I’m very excited to again this week to join a talented group of women bloggers in an online, unedited flash mob free write. This week, the word-prompt given to us by our fearless leader Kate Motaung (whose wonderful blog can be found at katemotaung.com) is “grow“. My timer is set for 5 minutes; ready, set
Shhh . . . don’t tell Kate or the rest of the Five Minute Friday ladies (they are all ladies, aren’t they?), but I’m cheating this week.
When I first saw this week’s prompt, my first thought was “uh-oh”. Growth is not something I give much thought to. Determined to write, though, I set my timer and wrote a lovely (if I may say so myself) post about the beautiful flowers that greet my eye when I look out any window of my current home.
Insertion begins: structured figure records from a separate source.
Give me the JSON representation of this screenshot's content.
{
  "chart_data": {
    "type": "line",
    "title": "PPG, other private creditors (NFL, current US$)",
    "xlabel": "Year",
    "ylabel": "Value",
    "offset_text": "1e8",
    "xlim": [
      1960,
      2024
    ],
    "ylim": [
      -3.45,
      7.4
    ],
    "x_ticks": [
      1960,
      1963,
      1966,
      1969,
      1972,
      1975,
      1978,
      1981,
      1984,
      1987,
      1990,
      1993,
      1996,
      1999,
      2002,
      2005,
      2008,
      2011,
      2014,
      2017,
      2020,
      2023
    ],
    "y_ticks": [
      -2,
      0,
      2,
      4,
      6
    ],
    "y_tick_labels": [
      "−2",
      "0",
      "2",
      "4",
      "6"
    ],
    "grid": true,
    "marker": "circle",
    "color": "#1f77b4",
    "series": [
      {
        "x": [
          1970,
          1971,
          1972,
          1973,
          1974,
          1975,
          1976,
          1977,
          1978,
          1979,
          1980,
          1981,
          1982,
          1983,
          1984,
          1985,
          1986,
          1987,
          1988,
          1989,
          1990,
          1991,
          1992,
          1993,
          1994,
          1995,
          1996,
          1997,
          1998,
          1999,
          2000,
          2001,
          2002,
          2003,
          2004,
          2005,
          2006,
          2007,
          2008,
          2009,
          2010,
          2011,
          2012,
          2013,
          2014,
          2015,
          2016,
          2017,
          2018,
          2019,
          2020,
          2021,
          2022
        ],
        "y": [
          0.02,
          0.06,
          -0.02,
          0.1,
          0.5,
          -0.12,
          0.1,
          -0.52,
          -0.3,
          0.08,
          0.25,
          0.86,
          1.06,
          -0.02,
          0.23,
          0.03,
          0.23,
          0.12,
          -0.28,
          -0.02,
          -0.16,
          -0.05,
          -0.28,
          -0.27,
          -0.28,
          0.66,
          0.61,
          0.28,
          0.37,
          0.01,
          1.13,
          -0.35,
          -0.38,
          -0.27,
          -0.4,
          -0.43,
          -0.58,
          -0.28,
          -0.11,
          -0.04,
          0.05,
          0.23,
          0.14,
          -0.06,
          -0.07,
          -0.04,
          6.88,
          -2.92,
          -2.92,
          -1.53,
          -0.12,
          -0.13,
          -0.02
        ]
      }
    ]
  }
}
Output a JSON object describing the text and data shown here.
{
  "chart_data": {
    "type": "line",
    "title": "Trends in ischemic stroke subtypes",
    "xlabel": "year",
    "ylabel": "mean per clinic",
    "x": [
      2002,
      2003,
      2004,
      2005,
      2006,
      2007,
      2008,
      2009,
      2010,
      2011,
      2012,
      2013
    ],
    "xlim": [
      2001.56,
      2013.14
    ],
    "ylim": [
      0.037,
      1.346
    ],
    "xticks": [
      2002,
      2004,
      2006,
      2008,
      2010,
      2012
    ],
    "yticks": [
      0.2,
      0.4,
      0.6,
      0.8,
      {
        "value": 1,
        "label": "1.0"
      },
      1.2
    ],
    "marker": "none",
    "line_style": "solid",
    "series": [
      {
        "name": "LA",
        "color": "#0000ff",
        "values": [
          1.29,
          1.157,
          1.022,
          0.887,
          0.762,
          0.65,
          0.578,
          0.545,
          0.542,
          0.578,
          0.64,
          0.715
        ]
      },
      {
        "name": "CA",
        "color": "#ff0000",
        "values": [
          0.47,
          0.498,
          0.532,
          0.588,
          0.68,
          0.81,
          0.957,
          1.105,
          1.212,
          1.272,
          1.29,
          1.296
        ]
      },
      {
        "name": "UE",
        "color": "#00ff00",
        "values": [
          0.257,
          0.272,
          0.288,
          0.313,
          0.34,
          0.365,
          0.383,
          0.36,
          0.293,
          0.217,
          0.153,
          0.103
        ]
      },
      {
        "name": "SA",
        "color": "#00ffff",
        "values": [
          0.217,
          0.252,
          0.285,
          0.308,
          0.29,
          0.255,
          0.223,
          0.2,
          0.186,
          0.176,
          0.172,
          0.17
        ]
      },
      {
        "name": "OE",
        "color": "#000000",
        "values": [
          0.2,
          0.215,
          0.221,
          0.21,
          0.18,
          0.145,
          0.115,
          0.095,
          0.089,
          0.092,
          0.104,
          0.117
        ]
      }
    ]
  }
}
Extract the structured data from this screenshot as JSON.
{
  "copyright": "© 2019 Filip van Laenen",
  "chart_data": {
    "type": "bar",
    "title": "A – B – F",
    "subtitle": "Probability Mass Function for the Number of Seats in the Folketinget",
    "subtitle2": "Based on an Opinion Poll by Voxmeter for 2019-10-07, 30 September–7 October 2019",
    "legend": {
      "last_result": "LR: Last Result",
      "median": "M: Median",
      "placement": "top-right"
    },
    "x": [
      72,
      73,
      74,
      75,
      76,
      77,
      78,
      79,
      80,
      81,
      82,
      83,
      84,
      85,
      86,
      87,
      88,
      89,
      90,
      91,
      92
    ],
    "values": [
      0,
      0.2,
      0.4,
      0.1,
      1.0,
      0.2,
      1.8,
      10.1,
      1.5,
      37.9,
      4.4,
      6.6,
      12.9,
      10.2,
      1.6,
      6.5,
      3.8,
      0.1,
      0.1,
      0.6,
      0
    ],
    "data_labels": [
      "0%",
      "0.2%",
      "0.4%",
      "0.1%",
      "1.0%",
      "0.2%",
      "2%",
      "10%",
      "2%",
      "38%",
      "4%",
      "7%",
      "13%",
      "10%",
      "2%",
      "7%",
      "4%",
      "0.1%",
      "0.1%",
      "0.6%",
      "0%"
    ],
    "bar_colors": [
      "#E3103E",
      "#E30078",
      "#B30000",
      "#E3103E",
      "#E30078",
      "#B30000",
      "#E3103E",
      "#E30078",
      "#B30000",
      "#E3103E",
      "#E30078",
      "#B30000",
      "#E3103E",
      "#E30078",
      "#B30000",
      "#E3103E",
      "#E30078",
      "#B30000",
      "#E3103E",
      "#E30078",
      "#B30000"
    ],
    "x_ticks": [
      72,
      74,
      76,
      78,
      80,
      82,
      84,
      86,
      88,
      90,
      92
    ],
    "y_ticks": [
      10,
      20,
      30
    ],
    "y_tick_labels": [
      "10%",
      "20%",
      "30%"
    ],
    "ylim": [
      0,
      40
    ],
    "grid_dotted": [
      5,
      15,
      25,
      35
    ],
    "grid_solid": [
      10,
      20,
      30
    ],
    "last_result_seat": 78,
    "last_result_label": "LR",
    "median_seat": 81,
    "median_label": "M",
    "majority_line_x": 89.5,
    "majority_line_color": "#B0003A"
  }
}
But truth be told, the post didn’t feel authentic. It felt forced, fake. I deleted it. Every single word.
Instead, here’s the unvarnished truth about my gut response to the prompt “growth”.
I know, it’s late Spring, so for most people “growth” conjures up thoughts of Spring flowers — daffodils and lilies — and new life and babies and a myriad of cute and wonderful things.
But I’m at a point in my life where “growth” can be an ugly thing. A very ugly thing.
Take, for example, my thighs. (Yes, I was very tempted to channel Henny Youngman, but I resisted — you younger folks can google his name and “take my” to see what I’m referring to) Back to my thighs.
Early last week, I slipped on a pair of slim capris that I hadn’t worn since last August or early September. I was shocked to see that my thighs had, without my knowledge, experienced some growth in the last 8 months. I’m not shocked because it happened — my 16-hour a week commute this past semester has resulted in my being far more sedentary than usual — but I’m surprised that I hadn’t noticed before now.
Other than shorts and capris, I wear the same type of clothing in the Fall and Winter as I do in the Spring and Summer — skirts, pants, an occasional dress — and I get dressed and undressed at least twice a day. How could my thighs have grown without my being aware of it?
I thought perhaps that particular pair of capris had shrunk the last time I washed them, so I tried on another pair. Hmmm . . . and then I tried on a pair of shorts. Oh my! Well, no need to slip into — or force myself into — one of my swimsuits. It’s not the capris. My thighs have experienced growth. Unwelcome, unwanted growth.
And here’s another thing. Just the other day I was sitting in my car at an intersection, patiently (okay, not really so patiently) for the light to change. I slid open the covering to my sun roof and my front seat was bathed in gorgeous bright sunshine.
Just then, I looked at my face in my rear view mirror and gasped. Not only have the wrinkles I already had grown in length and depth, more than a few have joined them! When in the world did that happen?
And while I’m laying it all out here for anyone to read, I’ll confess that when I was gently massaging my just-purchased coconut oil (supposedly *the* best thing for those nasty wrinkles) on my face, I felt something on my chin that I’d never felt before.
Oh my goodness! I can’t. I thought I could, but it’s too ghastly to share.
I’m thinking I shouldn’t have deleted that cute little post about Spring and flowers and babies.